Ta vie en l'air. C'était mieux avant

Par Fatym Layachi

« Tu n’as pas le droit de sortir ce week-end », « Va bosser au lieu de dire n’importe quoi », « Accompagne ton petit frère au foot »... toutes ces phrases qui t’ont mise hors de toi ado, ne te manquent pas du tout.

Tu ne fais pas vraiment partie de ces gens qui aimeraient n’être jamais sortis de l’enfance. Toi, être ado tu as trouvé ça ingrat. Et ce que tu voyais dans le miroir ne te plaisait absolument pas. Entre les boutons mal placés, les kilos disgracieux et les cheveux pas vraiment disciplinés, tu ne vois pas trop ce que tu pourrais regretter de cette époque durant laquelle, en plus, ta mère t’achetait des jeans mauve. Pourtant, il y a bien une chose de cette époque pas forcément merveilleuse qui te manque très fort: voir tes grands-parents.

Parce que, aujourd’hui, tes grands-parents, c’est dans des cimetières austères que tu peux figer leurs tombes glaciales. Et ils te manquent. Comme un repère. Comme un point fixe et rassurant. Tu donnerais tellement pour avoir le bonheur de t’énerver et de perdre patience en tentant d’expliquer à ta grand-mère comment fonctionne un iPad. Une grand-mère c’est tout de même le plus beau des privilèges de l’enfance. A chaque fois que tu es triste, tu aimerais pleurer sur son épaule, qu’elle te prenne dans ses bras. Tu donnerais tout pour sentir à nouveau cette drôle d’odeur qu’avaient ses cheveux. Il est là le véritable patrimoine immatériel du Maroc, dans l’odeur improbable et magique des cheveux devenus orange de ta grand-mère.

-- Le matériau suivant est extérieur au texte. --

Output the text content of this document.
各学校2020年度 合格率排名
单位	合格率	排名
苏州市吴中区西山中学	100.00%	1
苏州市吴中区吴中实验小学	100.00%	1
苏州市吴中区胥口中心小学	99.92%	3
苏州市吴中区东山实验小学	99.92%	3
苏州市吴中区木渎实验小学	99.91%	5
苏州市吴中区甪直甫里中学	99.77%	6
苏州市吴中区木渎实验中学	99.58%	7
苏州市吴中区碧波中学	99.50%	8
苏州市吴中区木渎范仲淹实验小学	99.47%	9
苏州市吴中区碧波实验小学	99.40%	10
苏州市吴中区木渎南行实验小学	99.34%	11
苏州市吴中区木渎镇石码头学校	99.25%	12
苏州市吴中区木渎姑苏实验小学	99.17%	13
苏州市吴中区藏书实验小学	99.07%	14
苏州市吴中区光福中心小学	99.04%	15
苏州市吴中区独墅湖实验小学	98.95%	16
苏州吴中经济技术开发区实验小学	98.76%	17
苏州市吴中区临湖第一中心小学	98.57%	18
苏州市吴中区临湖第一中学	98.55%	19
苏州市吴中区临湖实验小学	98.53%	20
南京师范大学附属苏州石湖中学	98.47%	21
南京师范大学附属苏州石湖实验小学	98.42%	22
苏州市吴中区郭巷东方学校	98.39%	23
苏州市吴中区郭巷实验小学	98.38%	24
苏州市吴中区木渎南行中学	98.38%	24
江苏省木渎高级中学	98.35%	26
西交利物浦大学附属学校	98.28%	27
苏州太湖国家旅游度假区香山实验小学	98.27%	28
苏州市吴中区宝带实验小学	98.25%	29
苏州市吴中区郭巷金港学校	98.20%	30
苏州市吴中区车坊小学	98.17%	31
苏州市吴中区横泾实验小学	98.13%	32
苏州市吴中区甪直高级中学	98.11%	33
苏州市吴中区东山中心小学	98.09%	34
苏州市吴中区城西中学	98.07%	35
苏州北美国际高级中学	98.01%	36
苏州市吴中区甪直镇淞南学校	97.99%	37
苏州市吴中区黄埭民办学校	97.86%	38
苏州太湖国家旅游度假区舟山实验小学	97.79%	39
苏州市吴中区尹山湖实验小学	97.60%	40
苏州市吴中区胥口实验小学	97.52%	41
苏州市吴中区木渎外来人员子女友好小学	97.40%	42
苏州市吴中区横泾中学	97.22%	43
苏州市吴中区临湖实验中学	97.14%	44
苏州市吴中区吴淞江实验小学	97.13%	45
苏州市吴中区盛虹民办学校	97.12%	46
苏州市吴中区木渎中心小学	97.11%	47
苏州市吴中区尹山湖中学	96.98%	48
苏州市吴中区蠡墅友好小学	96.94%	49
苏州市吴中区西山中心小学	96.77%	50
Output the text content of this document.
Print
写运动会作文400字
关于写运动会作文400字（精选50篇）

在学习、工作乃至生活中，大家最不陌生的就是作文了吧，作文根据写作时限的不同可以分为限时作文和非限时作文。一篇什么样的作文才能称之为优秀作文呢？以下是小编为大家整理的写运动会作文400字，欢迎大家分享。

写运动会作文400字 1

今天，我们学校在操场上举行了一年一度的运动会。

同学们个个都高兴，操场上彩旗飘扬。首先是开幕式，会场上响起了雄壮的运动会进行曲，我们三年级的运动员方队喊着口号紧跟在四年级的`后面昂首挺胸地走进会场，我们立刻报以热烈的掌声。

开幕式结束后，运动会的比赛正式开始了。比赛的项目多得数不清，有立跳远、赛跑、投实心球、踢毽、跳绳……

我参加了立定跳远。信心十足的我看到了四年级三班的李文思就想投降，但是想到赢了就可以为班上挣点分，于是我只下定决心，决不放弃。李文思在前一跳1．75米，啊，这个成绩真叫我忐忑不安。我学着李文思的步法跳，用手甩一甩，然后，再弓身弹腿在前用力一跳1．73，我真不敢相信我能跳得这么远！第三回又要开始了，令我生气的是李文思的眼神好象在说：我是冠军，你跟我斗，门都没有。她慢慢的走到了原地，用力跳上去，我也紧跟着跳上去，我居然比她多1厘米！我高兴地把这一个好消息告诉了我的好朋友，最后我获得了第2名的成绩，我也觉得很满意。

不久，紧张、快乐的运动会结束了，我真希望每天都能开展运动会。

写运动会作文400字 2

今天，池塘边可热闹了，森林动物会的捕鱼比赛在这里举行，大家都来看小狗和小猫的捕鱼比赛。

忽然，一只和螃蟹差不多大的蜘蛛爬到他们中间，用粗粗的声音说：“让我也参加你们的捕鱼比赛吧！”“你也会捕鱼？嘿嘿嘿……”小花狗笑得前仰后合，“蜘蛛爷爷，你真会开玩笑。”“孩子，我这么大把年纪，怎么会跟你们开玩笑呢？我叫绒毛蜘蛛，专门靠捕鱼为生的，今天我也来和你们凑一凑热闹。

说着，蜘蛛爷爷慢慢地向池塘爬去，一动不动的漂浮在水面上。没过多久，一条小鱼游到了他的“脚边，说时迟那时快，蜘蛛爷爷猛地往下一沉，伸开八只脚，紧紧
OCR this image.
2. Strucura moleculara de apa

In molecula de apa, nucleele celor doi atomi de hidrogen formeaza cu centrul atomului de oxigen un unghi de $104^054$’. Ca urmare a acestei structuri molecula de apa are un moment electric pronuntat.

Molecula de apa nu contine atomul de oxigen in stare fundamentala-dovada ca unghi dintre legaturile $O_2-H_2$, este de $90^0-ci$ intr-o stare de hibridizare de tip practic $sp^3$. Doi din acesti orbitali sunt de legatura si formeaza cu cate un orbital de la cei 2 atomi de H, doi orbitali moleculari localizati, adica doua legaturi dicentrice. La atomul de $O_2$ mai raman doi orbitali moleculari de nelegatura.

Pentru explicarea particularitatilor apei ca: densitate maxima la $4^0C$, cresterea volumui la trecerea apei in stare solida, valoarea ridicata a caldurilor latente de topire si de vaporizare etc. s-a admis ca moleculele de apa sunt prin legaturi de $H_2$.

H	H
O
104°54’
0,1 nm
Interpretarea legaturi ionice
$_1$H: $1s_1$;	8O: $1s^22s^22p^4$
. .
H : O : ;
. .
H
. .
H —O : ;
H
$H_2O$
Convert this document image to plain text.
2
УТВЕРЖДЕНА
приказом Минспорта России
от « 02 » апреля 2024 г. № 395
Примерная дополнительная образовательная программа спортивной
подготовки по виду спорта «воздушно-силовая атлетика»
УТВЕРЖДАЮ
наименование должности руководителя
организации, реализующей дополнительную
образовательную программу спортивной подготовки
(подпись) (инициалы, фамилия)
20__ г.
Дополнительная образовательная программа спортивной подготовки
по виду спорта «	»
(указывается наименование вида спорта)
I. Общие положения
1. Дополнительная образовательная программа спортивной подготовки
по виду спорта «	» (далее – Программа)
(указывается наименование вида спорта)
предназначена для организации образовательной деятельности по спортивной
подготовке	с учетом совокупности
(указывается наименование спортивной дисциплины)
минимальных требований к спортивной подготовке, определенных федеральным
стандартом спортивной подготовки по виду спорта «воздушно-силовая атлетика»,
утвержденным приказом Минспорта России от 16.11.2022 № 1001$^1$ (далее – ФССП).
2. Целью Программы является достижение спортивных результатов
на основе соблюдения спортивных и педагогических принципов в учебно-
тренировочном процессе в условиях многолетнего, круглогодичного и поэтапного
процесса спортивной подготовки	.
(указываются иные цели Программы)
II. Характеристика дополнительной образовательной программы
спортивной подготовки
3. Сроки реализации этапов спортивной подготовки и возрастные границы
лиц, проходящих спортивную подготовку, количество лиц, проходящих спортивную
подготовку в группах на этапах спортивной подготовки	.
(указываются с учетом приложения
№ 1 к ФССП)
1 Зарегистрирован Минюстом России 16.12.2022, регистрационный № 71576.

Une odeur qui mélange mille et une épices, une odeur qui raconte les secrets de beauté des femmes orientales sans en dévoiler le mystère. Une odeur que tu n’oublieras jamais. Une odeur que tu rêves de pouvoir sentir à nouveau, ne serait-ce qu’une fois. Elle venait, comme disait la chanson, d’un temps que les moins de vingt ans ne peuvent pas connaître. D’une époque sans Twitter, sans Facebook, sans likes mais aussi sans préjugés. Elle n’avait jamais été à l’école. Elle n’a jamais jugé la longueur de tes jupes. Et puis, quand tu faisais des conneries, elle faisait de petites incantations, des d3iwate. Quasiment toutes les semaines, elle allumait des bougies et priait des saints et leurs forces mystiques. Elle craignait plus que tout le mauvais œil. Ah la la, elle en glissé des billets dans la djellaba de ce monsieur dont les grigris étaient censés conjurer le mauvais sort. Et ta grand-mère fêtait Hanoukka avec sa voisine Maggie tous les ans, décorait un sapin de Noël avec sa belle-sœur Christiane chaque premier samedi de décembre. Elle avait même appris à farcir la dinde aux marrons.

Mais, surtout, elle donnait un sens à tes dimanches. Un sens que ton estomac fragile avait quelquefois du mal à digérer, mais un sens que ton petit cœur pleure. Et pour un câlin, oui juste un, ou une main qui démêle tes cheveux avant de les tresser, tu voudrais bien en reprendre de ce poisson farci aux vermicelles trop gras ou de cette pastilla aux pigeons trop sucrée. Tu revois ses petites mains potelées éplucher des grenades en faisant tinter ses bracelets qu’elle n’a jamais quittés. Elle y passait du temps, juste pour te remplir un grand bol de graines roses. Et en revoyant ces images, tu comprends Proust et Mahfouz. Les petits riens qu’elle faisait comme une évidence. Une évidence simple et anodine. Du moins en apparence. Parce que, aujourd’hui, en y repensant avec un regard d’adulte, tu la trouves sublimes et pleine de sens. Parce que, à force de lire des livres, tu as compris qu’elle possédait le plus beau des savoirs. Ta grand-mère, elle n’avait peut-être jamais lu un livre parce qu’elle n’a pas eu la chance d’aller à l’école. Mais elle savait tout du vivre ensemble et de la tolérance. Et ne serait-ce que parce que ces jolies valeurs semblent cruellement faire défaut aujourd’hui, tu rêverais de chialer sur son épaule.